A quantitative approach - Is Alibaba and Chinese big tech a buy?

Long
NYSE:BABA   Alibaba Group Holdings Ltd.
One of the big macro focal points of late has been the extreme weakness in Chinese internet and tech stocks, with some even saying this space is uninvestable. Last week’s moves by China’s State Administration for Market Regulation ( www.reuters.com/busi...t-sector-2021-08-17/) may be seen by many as fair, but the measures increase the number of forceful and sustained regulatory curbs imposed by Chinese authorities in recent months.

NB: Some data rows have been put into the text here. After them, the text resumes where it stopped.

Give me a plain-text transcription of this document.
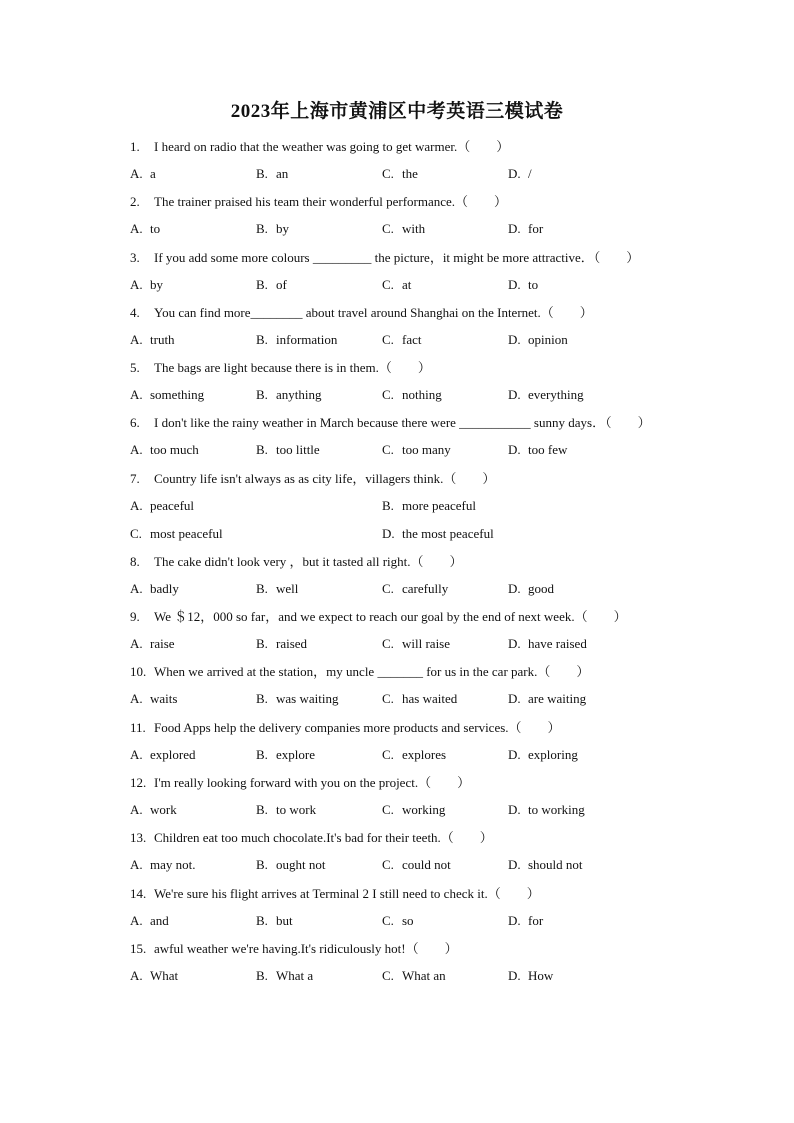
2023年上海市黄浦区中考英语三模试卷
1. I heard on radio that the weather was going to get warmer.（        ）
A. a	B. an	C. the	D. /
2. The trainer praised his team their wonderful performance.（        ）
A. to	B. by	C. with	D. for
3. If you add some more colours _________ the picture，it might be more attractive．（        ）
A. by	B. of	C. at	D. to
4. You can find more________ about travel around Shanghai on the Internet.（        ）
A. truth	B. information	C. fact	D. opinion
5. The bags are light because there is in them.（        ）
A. something	B. anything	C. nothing	D. everything
6. I don't like the rainy weather in March because there were ___________ sunny days．（        ）
A. too much	B. too little	C. too many	D. too few
7. Country life isn't always as as city life，villagers think.（        ）
A. peaceful	B. more peaceful
C. most peaceful	D. the most peaceful
8. The cake didn't look very ，but it tasted all right.（        ）
A. badly	B. well	C. carefully	D. good
9. We ＄12，000 so far，and we expect to reach our goal by the end of next week.（        ）
A. raise	B. raised	C. will raise	D. have raised
10. When we arrived at the station，my uncle _______ for us in the car park.（        ）
A. waits	B. was waiting	C. has waited	D. are waiting
11. Food Apps help the delivery companies more products and services.（        ）
A. explored	B. explore	C. explores	D. exploring
12. I'm really looking forward with you on the project.（        ）
A. work	B. to work	C. working	D. to working
13. Children eat too much chocolate.It's bad for their teeth.（        ）
A. may not.	B. ought not	C. could not	D. should not
14. We're sure his flight arrives at Terminal 2 I still need to check it.（        ）
A. and	B. but	C. so	D. for
15. awful weather we're having.It's ridiculously hot!（        ）
A. What	B. What a	C. What an	D. How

As any investor will tell you, when you invest in a company with such monopolistic and strong price maker qualities, especially in a regime where there is a move to a “Common Prosperity”, regulation is always the biggest risk to sentiment. Certainly, any equity trader that has seen the incredible loss of market cap in Tencent, Alibaba (BABA), Baidu, and others will attest to that now.

Are we set to see a mean reversion rally?

The level of conversation around these names, and whether the drop now represents a buying opportunity for long-term investors and traders has clearly ramped up. I would be fine with owning as a long-term play at current levels, but I have been most keen to explore whether after a 50% decline if there was a statistical trading case that suggested a short-term mean-reversion bounce is coming. I have paid particular focus on Alibaba (ticker: BABA).

Initially, I ran a scan of our complete universe of c.900 global equity CFDs for any 40% or more below the broker's consensus price target. I see 12 on the list, with BABA 42% below the consensus target price of $271 – I see the stock trades on 17.7x full-year earnings and 14x 2022 earnings – if I didn’t believe BABA was due a raft of earnings downgrades, I’d argue this is insanely ‘cheap’, in fact, it’s never been lower, but I rarely look at valuation for trading equity CFDs.

Perhaps more interestingly, having fallen 50%, BABA is now one of only 9 US-listed stocks trading 30% or more below its 200-day moving average – It was 35% above the 200-day MA in October, now it resides at a record discount to the average. In fact, this is very close to 3 standard deviations from the 200-day moving average. The only time price has breached the 3 standard deviation band occurred once before in October 2018 and subsequently marked a bullish turning point, with the stock rallying 29% over the coming 36 days.

We can also see price close to the lower Keltner band – here, I have really stretched out the settings using a 20-day ATR length, 3 times ATR and 10-period average.

I’ve then scanned for stocks in our full universe that have had a run of 8 down days (or more) in a row and that have a 3-day RSI of less than 5 – of our 900 odd equity CFDs, I get BABA and Resolute Mining, in fact, the 3-day RSI on BABA is just 0.47.

Crunching the numbers, I wanted to see if there was any kind of edge in buying BABA for a day after such a run of losses. Using the logic of buying on the open (after 8 down days) and selling (to close) on the open of the following day – since listing on the NYSE in 2014 the system would have placed 11 trades, which isn’t a huge sample size but there is a 73% winning ratio. The average loss is 1.32x higher than the average gain, so this works against performance, but the max win is 1.36x higher than the max loss.

If I scan to see buying after 8 consecutive falls with a 5-day hold period, my strike rate falls to 54%, but the average win is 1.35x that of my average loss. My max win is 1.8x my max loss.

I also see volume steadily rising in the sell-offs – where on Friday we saw 75m shares traded – the highest since 24 December…one questions if this is the capitulation move?

So the findings clearly show this name is incredibly oversold on many different technical and statistical readings. And that there is a small edge if one was to buy after this run of drawdown. One for the radar, as a bounce looks imminent even if it isn’t sustained.